Sample graph plugin is available for Wikidata, will be cleaned up later and others added!

Standalone version: https://rawgit.com/brion/mw-js-plugin/master/wiki-side/index.html

Login to Wikidata and go to your user common.js page. Click 'edit' tab and paste in:

importScriptURI('https://www.wikidata.org/w/index.php?title=User:Brion_VIBBER/plugin-test.js&action=raw&ctype=text/javascript');

This shows an entity graph using vis.js at the top of entity pages on Wikidata. You can drag the nodes around to show off the cute vis library's physics effects :) or click on one of the associated nodes to navigate to that item.

The actual plugin is loaded entirely within the iframe, off of github (via rawgit.com to fix the mime type on the index.html), and the plugin has no direct access to the rest of the page. With some more iframe sandbox options, this should be even safer. :)

A very limited frame<->parent event-based API is implemented which allows the host wiki to send the current page title down to the plugin, and the plugin to request the wiki navigate to another page -- but only another wiki page, not any arbitrary URL.

There are thee major avenues for further exploration:

  • want a MediaWiki extension providing user-friendly registration of plugins.
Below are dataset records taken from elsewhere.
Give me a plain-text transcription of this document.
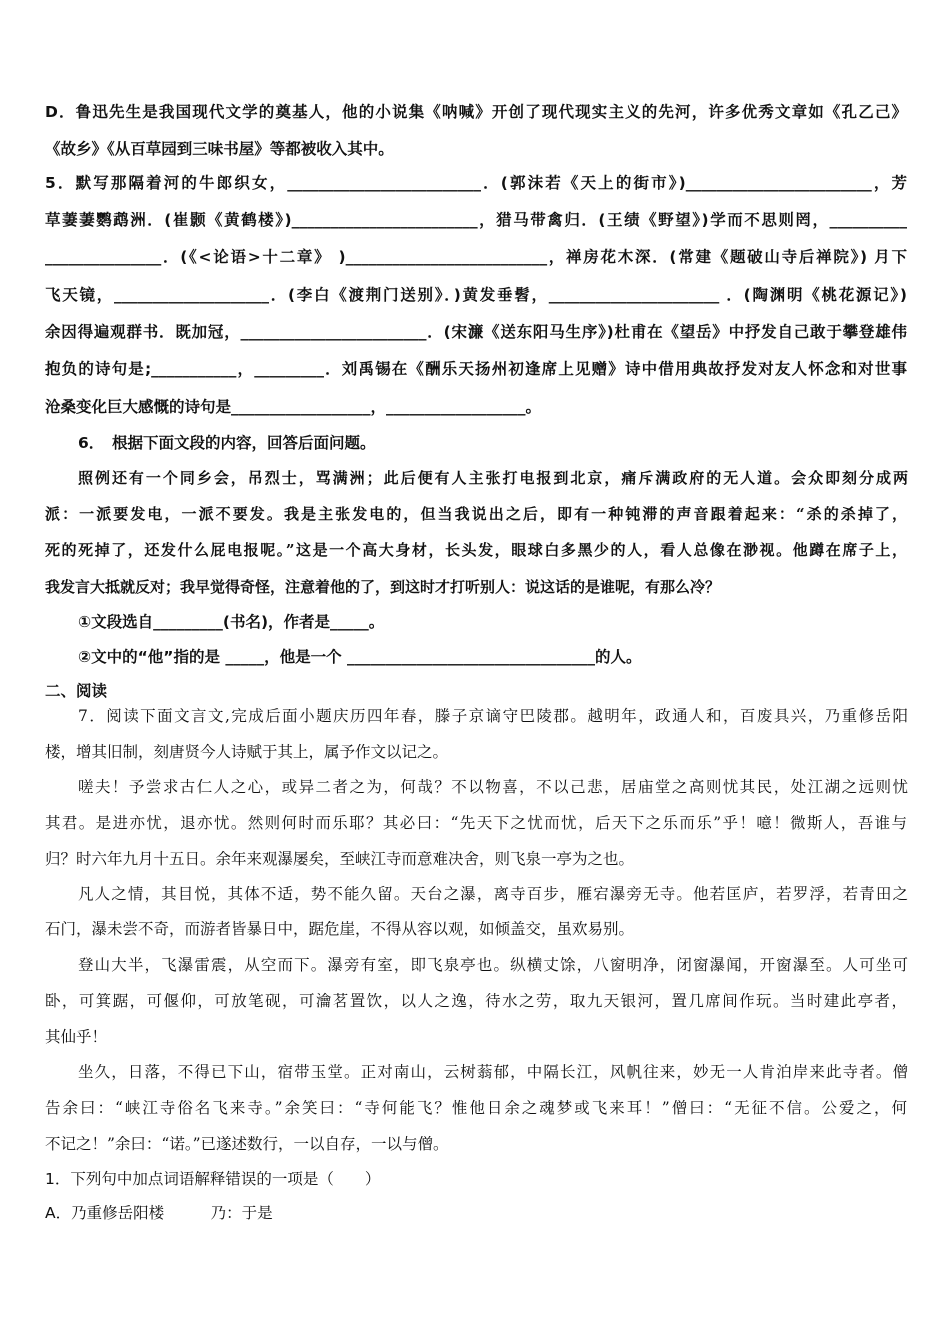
D．鲁迅先生是我国现代文学的奠基人，他的小说集《呐喊》开创了现代现实主义的先河，许多优秀文章如《孔乙己》
《故乡》《从百草园到三味书屋》等都被收入其中。
5．默写那隔着河的牛郎织女，_________________________．(郭沫若《天上的街市》)________________________，芳
草萋萋鹦鹉洲．(崔颢《黄鹤楼》)________________________，猎马带禽归．(王绩《野望》)学而不思则罔，__________
_______________．(《<论语>十二章》 )__________________________，禅房花木深．(常建《题破山寺后禅院》) 月下
飞天镜，____________________．(李白《渡荆门送别》．)黄发垂髫，______________________ ．(陶渊明《桃花源记》)
余因得遍观群书．既加冠，________________________．(宋濂《送东阳马生序》)杜甫在《望岳》中抒发自己敢于攀登雄伟
抱负的诗句是;___________，_________．刘禹锡在《酬乐天扬州初逢席上见赠》诗中借用典故抒发对友人怀念和对世事
沧桑变化巨大感慨的诗句是__________________，__________________。
6．　根据下面文段的内容，回答后面问题。
照例还有一个同乡会，吊烈士，骂满洲；此后便有人主张打电报到北京，痛斥满政府的无人道。会众即刻分成两
派：一派要发电，一派不要发。我是主张发电的，但当我说出之后，即有一种钝滞的声音跟着起来：“杀的杀掉了，
死的死掉了，还发什么屁电报呢。”这是一个高大身材，长头发，眼球白多黑少的人，看人总像在渺视。他蹲在席子上，
我发言大抵就反对；我早觉得奇怪，注意着他的了，到这时才打听别人：说这话的是谁呢，有那么冷？
①文段选自_________(书名)，作者是_____。
②文中的“他”指的是 _____，他是一个 ________________________________的人。
二、阅读
7．阅读下面文言文,完成后面小题庆历四年春，滕子京谪守巴陵郡。越明年，政通人和，百废具兴，乃重修岳阳
楼，增其旧制，刻唐贤今人诗赋于其上，属予作文以记之。
嗟夫！予尝求古仁人之心，或异二者之为，何哉？不以物喜，不以己悲，居庙堂之高则忧其民，处江湖之远则忧
其君。是进亦忧，退亦忧。然则何时而乐耶？其必曰：“先天下之忧而忧，后天下之乐而乐”乎！噫！微斯人，吾谁与
归？时六年九月十五日。余年来观瀑屡矣，至峡江寺而意难决舍，则飞泉一亭为之也。
凡人之情，其目悦，其体不适，势不能久留。天台之瀑，离寺百步，雁宕瀑旁无寺。他若匡庐，若罗浮，若青田之
石门，瀑未尝不奇，而游者皆暴日中，踞危崖，不得从容以观，如倾盖交，虽欢易别。
登山大半，飞瀑雷震，从空而下。瀑旁有室，即飞泉亭也。纵横丈馀，八窗明净，闭窗瀑闻，开窗瀑至。人可坐可
卧，可箕踞，可偃仰，可放笔砚，可瀹茗置饮，以人之逸，待水之劳，取九天银河，置几席间作玩。当时建此亭者，
其仙乎！
坐久，日落，不得已下山，宿带玉堂。正对南山，云树蓊郁，中隔长江，风帆往来，妙无一人肯泊岸来此寺者。僧
告余曰：“峡江寺俗名飞来寺。”余笑曰：“寺何能飞？惟他日余之魂梦或飞来耳！”僧曰：“无征不信。公爱之，何
不记之！”余曰：“诺。”已遂述数行，一以自存，一以与僧。
1．下列句中加点词语解释错误的一项是（　　）
A．乃重修岳阳楼　　　乃：于是
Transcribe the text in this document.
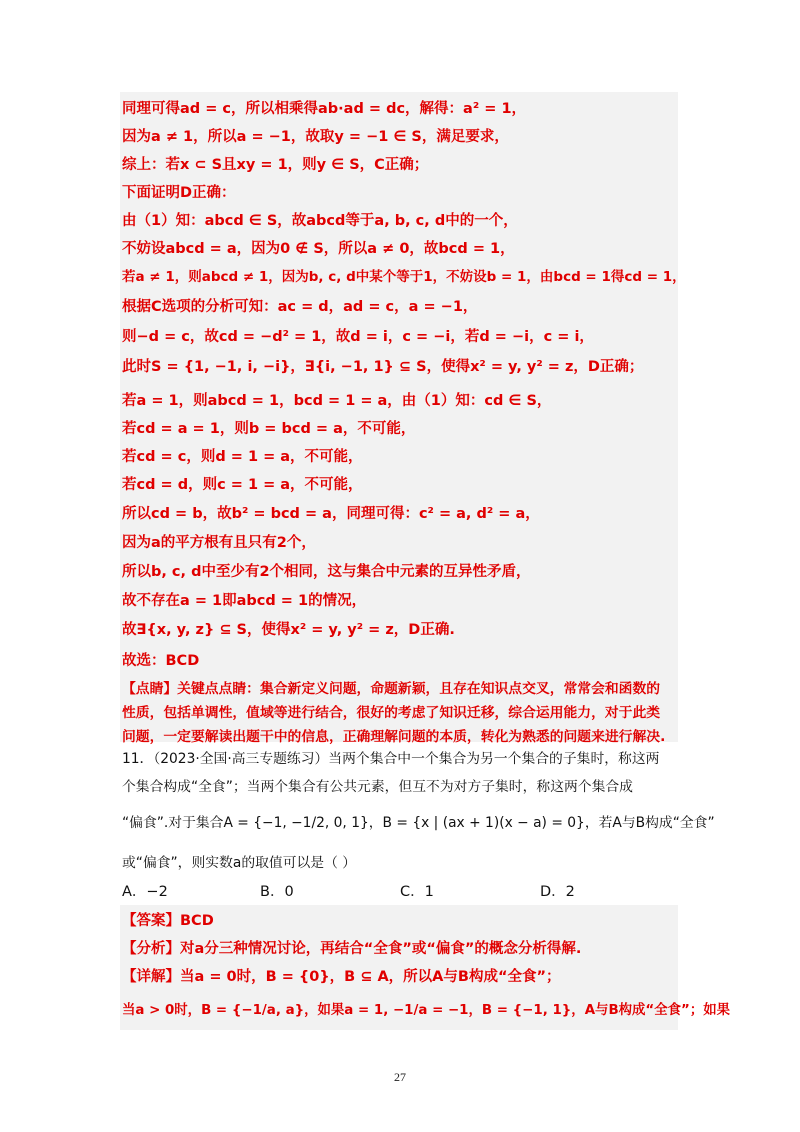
同理可得ad = c，所以相乘得ab·ad = dc，解得：a² = 1，
因为a ≠ 1，所以a = −1，故取y = −1 ∈ S，满足要求，
综上：若x ⊂ S且xy = 1，则y ∈ S，C正确；
下面证明D正确：
由（1）知：abcd ∈ S，故abcd等于a, b, c, d中的一个，
不妨设abcd = a，因为0 ∉ S，所以a ≠ 0，故bcd = 1，
若a ≠ 1，则abcd ≠ 1，因为b, c, d中某个等于1，不妨设b = 1，由bcd = 1得cd = 1，
根据C选项的分析可知：ac = d，ad = c，a = −1，
则−d = c，故cd = −d² = 1，故d = i，c = −i，若d = −i，c = i，
此时S = {1, −1, i, −i}，∃{i, −1, 1} ⊆ S，使得x² = y, y² = z，D正确；
若a = 1，则abcd = 1，bcd = 1 = a，由（1）知：cd ∈ S，
若cd = a = 1，则b = bcd = a，不可能，
若cd = c，则d = 1 = a，不可能，
若cd = d，则c = 1 = a，不可能，
所以cd = b，故b² = bcd = a，同理可得：c² = a, d² = a，
因为a的平方根有且只有2个，
所以b, c, d中至少有2个相同，这与集合中元素的互异性矛盾，
故不存在a = 1即abcd = 1的情况，
故∃{x, y, z} ⊆ S，使得x² = y, y² = z，D正确.
故选：BCD
【点睛】关键点点睛：集合新定义问题，命题新颖，且存在知识点交叉，常常会和函数的
性质，包括单调性，值域等进行结合，很好的考虑了知识迁移，综合运用能力，对于此类
问题，一定要解读出题干中的信息，正确理解问题的本质，转化为熟悉的问题来进行解决.
11．（2023·全国·高三专题练习）当两个集合中一个集合为另一个集合的子集时，称这两
个集合构成“全食”；当两个集合有公共元素，但互不为对方子集时，称这两个集合成
“偏食”.对于集合A = {−1, −1/2, 0, 1}，B = {x | (ax + 1)(x − a) = 0}，若A与B构成“全食”
或“偏食”，则实数a的取值可以是（ ）
A．−2	B．0	C．1	D．2
【答案】BCD
【分析】对a分三种情况讨论，再结合“全食”或“偏食”的概念分析得解.
【详解】当a = 0时，B = {0}，B ⊆ A，所以A与B构成“全食”；
当a > 0时，B = {−1/a, a}，如果a = 1, −1/a = −1，B = {−1, 1}，A与B构成“全食”；如果
27
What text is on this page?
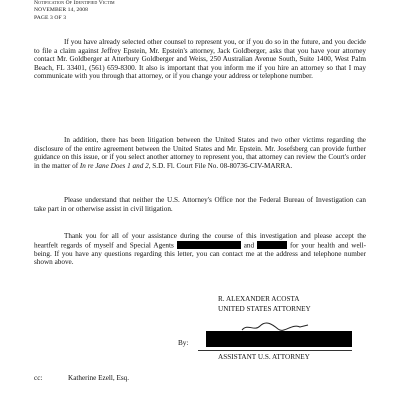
Notification Of Identified Victim
NOVEMBER 14, 2008
PAGE 3 OF 3

If you have already selected other counsel to represent you, or if you do so in the future, and you decide to file a claim against Jeffrey Epstein, Mr. Epstein's attorney, Jack Goldberger, asks that you have your attorney contact Mr. Goldberger at Atterbury Goldberger and Weiss, 250 Australian Avenue South, Suite 1400, West Palm Beach, FL 33401, (561) 659-8300. It also is important that you inform me if you hire an attorney so that I may communicate with you through that attorney, or if you change your address or telephone number.

In addition, there has been litigation between the United States and two other victims regarding the disclosure of the entire agreement between the United States and Mr. Epstein. Mr. Josefsberg can provide further guidance on this issue, or if you select another attorney to represent you, that attorney can review the Court's order in the matter of In re Jane Does 1 and 2, S.D. Fl. Court File No. 08-80736-CIV-MARRA.

Please understand that neither the U.S. Attorney's Office nor the Federal Bureau of Investigation can take part in or otherwise assist in civil litigation.

Thank you for all of your assistance during the course of this investigation and please accept the heartfelt regards of myself and Special Agents	and	for your health and well-being. If you have any questions regarding this letter, you can contact me at the address and telephone number shown above.

R. ALEXANDER ACOSTA
UNITED STATES ATTORNEY
By:
ASSISTANT U.S. ATTORNEY
cc:	Katherine Ezell, Esq.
Might want to examine also the state of Gadgets 2.0 before starting in on this!
  • fancier event-based APIs could allow plugins to enhance the user interface of MediaWiki, such as adding tools to the source editor or even VisualEditor. (Add a button which launches the plugin in a dialog, with access for the plugin limited to modifying the editor contents.)
  • with increased safety controls (review and/or better isolation within the plugin iframe) we could provide a safer method for things like the WikiWidgets that have been enabled on a few wikis adding interactive widgets to content
    • one major difficulty here is solving the "web bug problem" -- even in an isolated iframe the JS/HTML can load external image/script/style/media resources which expose the user's IP address to a third-party site. Currently only permission restrictions and review prevent this on MediaWiki:Common.js-based methods like WikiWidgets uses.
    • easy use of offsite resources also encourages breakability -- we would prefer to encourage use of materials within the wiki so we can ensure they are predictably available, freely licensed, not copyvios, etc

Solving the 'web bug problem' is hard but not impossible. A couple of interesting projects:

  • caja uses both a recompiler for JS and some proxies/sanitizers for DOM access. It's less actively maintained than I'd like and the recompiler is Java-based, but is a fairly mature project.
  • jailed uses relatively light source tweaks and either a subprocess (in node) or a web worker (in browser) to further isolate untrusted plugin code from the main context. However, a web worker would not provide any synchronous communications primitives, so proxying to the main context's DOM would not be possible. This would make using standard visualization or UI libraries pretty hard.

For example editor widgets, might try porting the editor dialog for ProveIt.

For content widgets, the Game of Life example on spanish wikipedia article would be awesome :D

Slides for demo:

I've written up some more notes at https://www.mediawiki.org/wiki/User:Brion_VIBBER/Secure_code_modules_through_iframe_sandboxing -- will flesh this into an RFC & evolve the sample implementation a bit over the next few weeks.

This comment was removed by Sophivorus.

Wouldn't CSP deal with web bugs?

Ah nice, I'll have to read up more and test support. Looks like that should be able to enforce the stuff I want for the 'web bug' problem, as long as non-supporting browsers are locked out... http://www.html5rocks.com/en/tutorials/security/content-security-policy/

Is there a good reason to keep this task open (as Wikimedia Hackathon 2016 is past)? Or does it need adjustment (general task instead of a Hackathon session)?

No reply by @brion, hence closing.

I don't think this was completed. Created add Widgets extension compatibility with $wgCSPHeader CSP Content Security Policy (T270095) for it.